Stopping the Scam
Well, this is not at all what I planned on posting this month, but I guess no one ever expects for a scammer to show up at your door (virtually that is). Sadly, scammers do not discriminate over who they target and don't care who they hurt; they only care about money. I have been contacted twice by scammers through my site, and ironically they used almost the same story line both times. (They're not the brightest bulbs in the marquee but they're counting on you to be dumber than they are in order to get away with their nonsense.) Thankfully, both times I've been contacted I picked up on the scam and thanks to this website, run by Kathleen McMahon, I confirmed my suspicions and did not lose any money.
The first time I was contacted I responded saying I knew the individual was a scammer and that I was reporting them, then I blocked their address. This time, inspired by British comedian James Veitch... I decided to get a little more creative. I tried responding to the scammer's request and see if I could reel HIM in a little and actually frustrate him to the point were I could get him to give up in disgust, but I must have delayed too long in responding because I haven't heard back from him at all. (Either that or the tip off could have been that I declined his request to pay by check and said I'd only accept PayPal or gold bullion... was that too much of a give away??) ;) I'm actually bummed because I was sincerely looking forward to applying some of James Veitch's tactics and having a little fun myself, but oh well. Should I get a reply from him after posting this I'll be sure to share an update.
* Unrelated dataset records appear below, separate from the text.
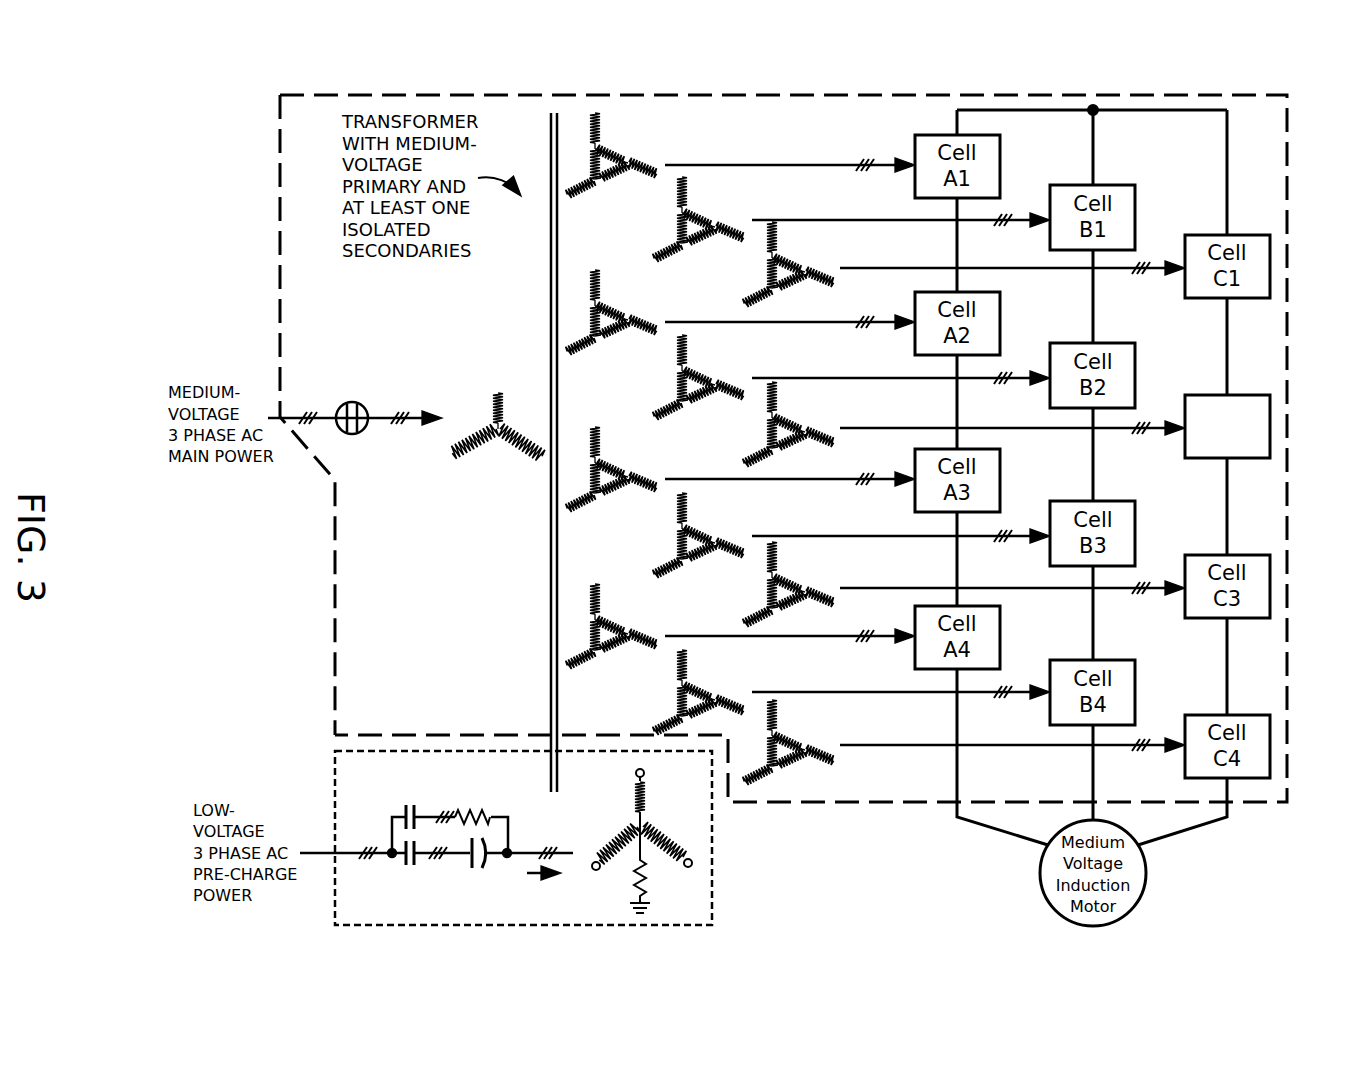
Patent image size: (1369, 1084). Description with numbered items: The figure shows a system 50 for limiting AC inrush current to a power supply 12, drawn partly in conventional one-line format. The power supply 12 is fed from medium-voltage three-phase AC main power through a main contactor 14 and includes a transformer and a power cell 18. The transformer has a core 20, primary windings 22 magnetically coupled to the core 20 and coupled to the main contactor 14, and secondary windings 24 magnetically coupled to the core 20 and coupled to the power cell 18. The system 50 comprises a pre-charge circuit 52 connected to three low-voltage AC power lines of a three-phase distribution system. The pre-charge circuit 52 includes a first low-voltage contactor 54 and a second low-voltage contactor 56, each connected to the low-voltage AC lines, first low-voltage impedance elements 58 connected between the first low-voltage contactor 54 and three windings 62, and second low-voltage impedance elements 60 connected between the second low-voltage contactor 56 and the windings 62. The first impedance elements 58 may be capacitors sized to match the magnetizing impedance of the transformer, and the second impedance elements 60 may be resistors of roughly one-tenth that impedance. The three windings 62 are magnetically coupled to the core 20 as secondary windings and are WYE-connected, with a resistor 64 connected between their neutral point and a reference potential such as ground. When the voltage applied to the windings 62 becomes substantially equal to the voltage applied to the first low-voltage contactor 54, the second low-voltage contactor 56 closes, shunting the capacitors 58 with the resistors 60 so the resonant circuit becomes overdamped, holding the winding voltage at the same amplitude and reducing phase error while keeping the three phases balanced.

The power supply 12 is at (1288, 197).
The main contactor 14 is at (353, 436).
The power cell 18 is at (1272, 396).
The core 20 is at (549, 560).
The primary windings 22 is at (498, 388).
The secondary windings 24 is at (758, 434).
The system 50 is at (188, 550).
The pre-charge circuit 52 is at (545, 838).
The first low-voltage contactor 54 is at (417, 868).
The second low-voltage contactor 56 is at (408, 805).
The first low-voltage impedance elements 58 is at (478, 870).
The second low-voltage impedance elements 60 is at (474, 803).
The windings 62 is at (636, 796).
The resistor 64 is at (633, 878).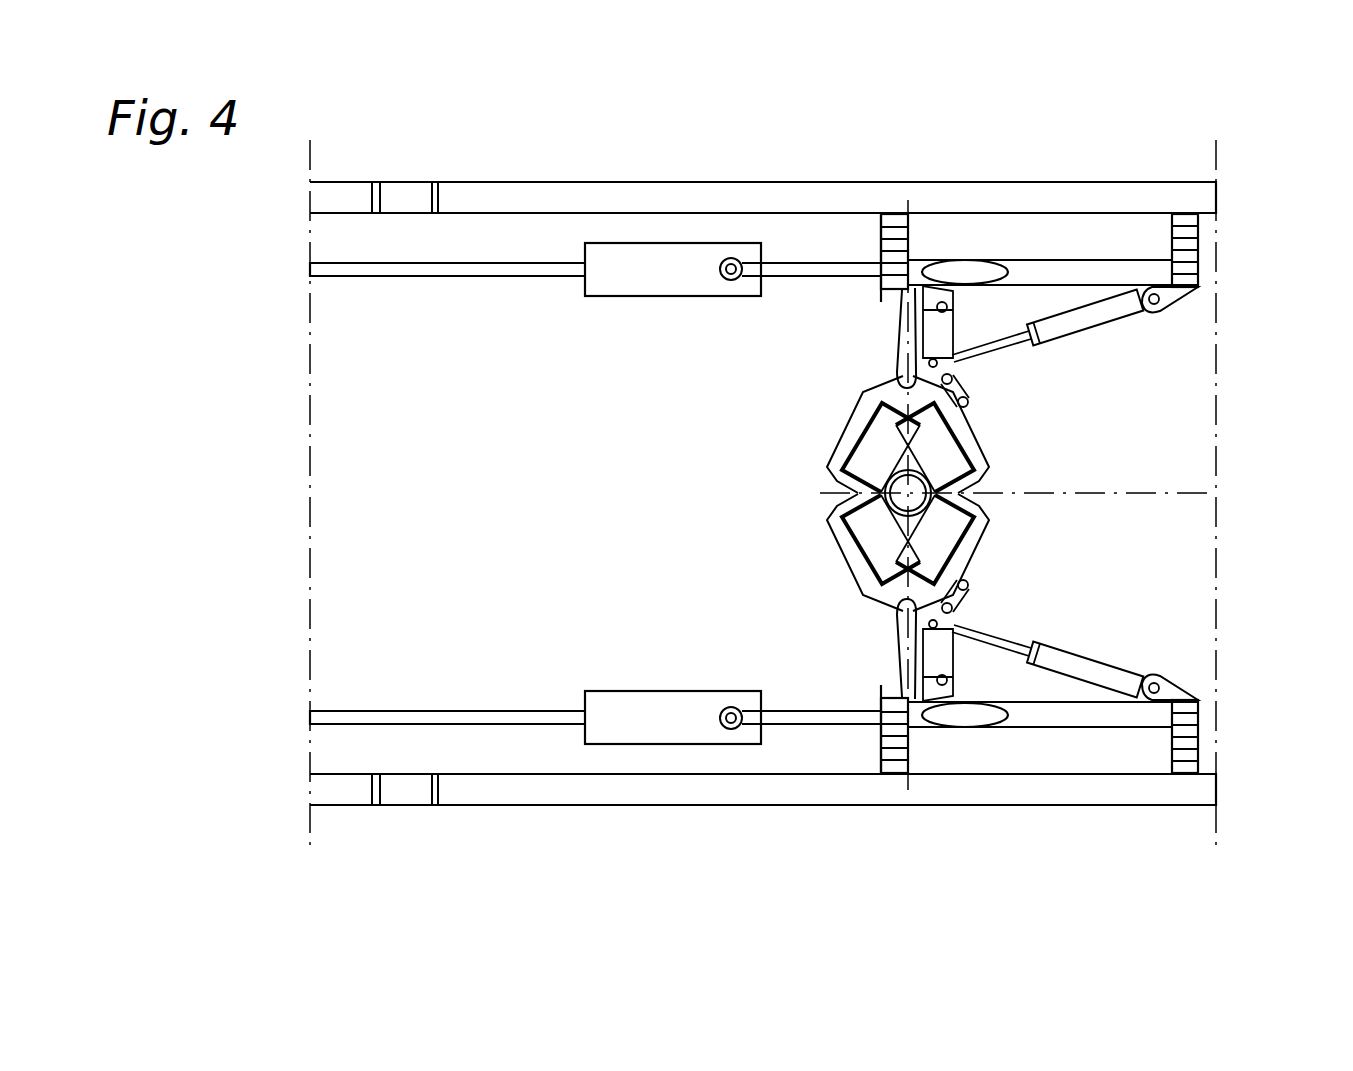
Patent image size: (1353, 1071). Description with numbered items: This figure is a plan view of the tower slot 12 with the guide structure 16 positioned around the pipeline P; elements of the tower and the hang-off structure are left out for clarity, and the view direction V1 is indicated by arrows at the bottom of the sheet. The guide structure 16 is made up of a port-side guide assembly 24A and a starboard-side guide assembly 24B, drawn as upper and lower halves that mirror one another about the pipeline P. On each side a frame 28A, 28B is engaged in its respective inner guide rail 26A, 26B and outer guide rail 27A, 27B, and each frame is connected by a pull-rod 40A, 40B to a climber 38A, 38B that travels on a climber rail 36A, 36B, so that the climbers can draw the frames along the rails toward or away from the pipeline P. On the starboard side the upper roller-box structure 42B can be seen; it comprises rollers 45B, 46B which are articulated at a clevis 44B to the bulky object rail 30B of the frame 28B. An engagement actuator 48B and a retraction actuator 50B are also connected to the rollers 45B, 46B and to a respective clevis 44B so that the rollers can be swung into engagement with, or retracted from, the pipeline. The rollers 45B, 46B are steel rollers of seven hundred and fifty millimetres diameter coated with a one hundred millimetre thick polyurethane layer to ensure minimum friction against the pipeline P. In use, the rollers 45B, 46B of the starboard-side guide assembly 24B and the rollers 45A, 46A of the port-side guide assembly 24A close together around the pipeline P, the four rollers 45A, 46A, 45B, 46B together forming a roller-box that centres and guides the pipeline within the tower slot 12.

The tower slot 12 is at (455, 313).
The guide structure 16 is at (1188, 328).
The port-side guide assembly 24A is at (604, 322).
The starboard-side guide assembly 24B is at (605, 663).
The inner guide rail 26A is at (580, 200).
The inner guide rail 26B is at (540, 790).
The outer guide rail 27A is at (335, 182).
The outer guide rail 27B is at (340, 804).
The frame 28A is at (1170, 269).
The frame 28B is at (1200, 713).
The bulky object rail 30B is at (895, 703).
The climber rail 36A is at (500, 268).
The climber rail 36B is at (482, 724).
The climber 38A is at (670, 256).
The climber 38B is at (656, 733).
The pull-rod 40A is at (810, 270).
The pull-rod 40B is at (805, 725).
The upper roller-box structure 42B is at (1052, 622).
The clevis 44B is at (1172, 696).
The roller 45A is at (855, 449).
The roller 45B is at (858, 552).
The roller 46A is at (942, 457).
The roller 46B is at (940, 532).
The engagement actuator 48B is at (955, 655).
The retraction actuator 50B is at (1093, 668).
The pipeline P is at (962, 492).
The view direction V1 is at (395, 866).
Anyway, the point of all this is not just to share my story but to warn others - particularly artists - about how to spot a scammer before you're out a ton of money and potentially your artwork. Please read this article as it goes over the different red flags that can alert you to the fact that a request for artwork is actually a scam: https://www.artworkarchive.com/blog/don-t-be-fooled-by-email-art-scams-how-to-spot-and-avoid-fraud FYI - I got hit with the "my wife seems to be a fan of your work / I'm looking for an anniversary gift for my wife" version of the scam. The address it came from this time was: firstname.lastname@example.org.
If you ever get contacted by a scammer be sure to alert others online with their information! We need to look out for one another and prevent these people from taking advantage of vulnerable people if we can. It can feel like a game of whack-a-mole, but I do believe every little bit helps. Stay safe out there!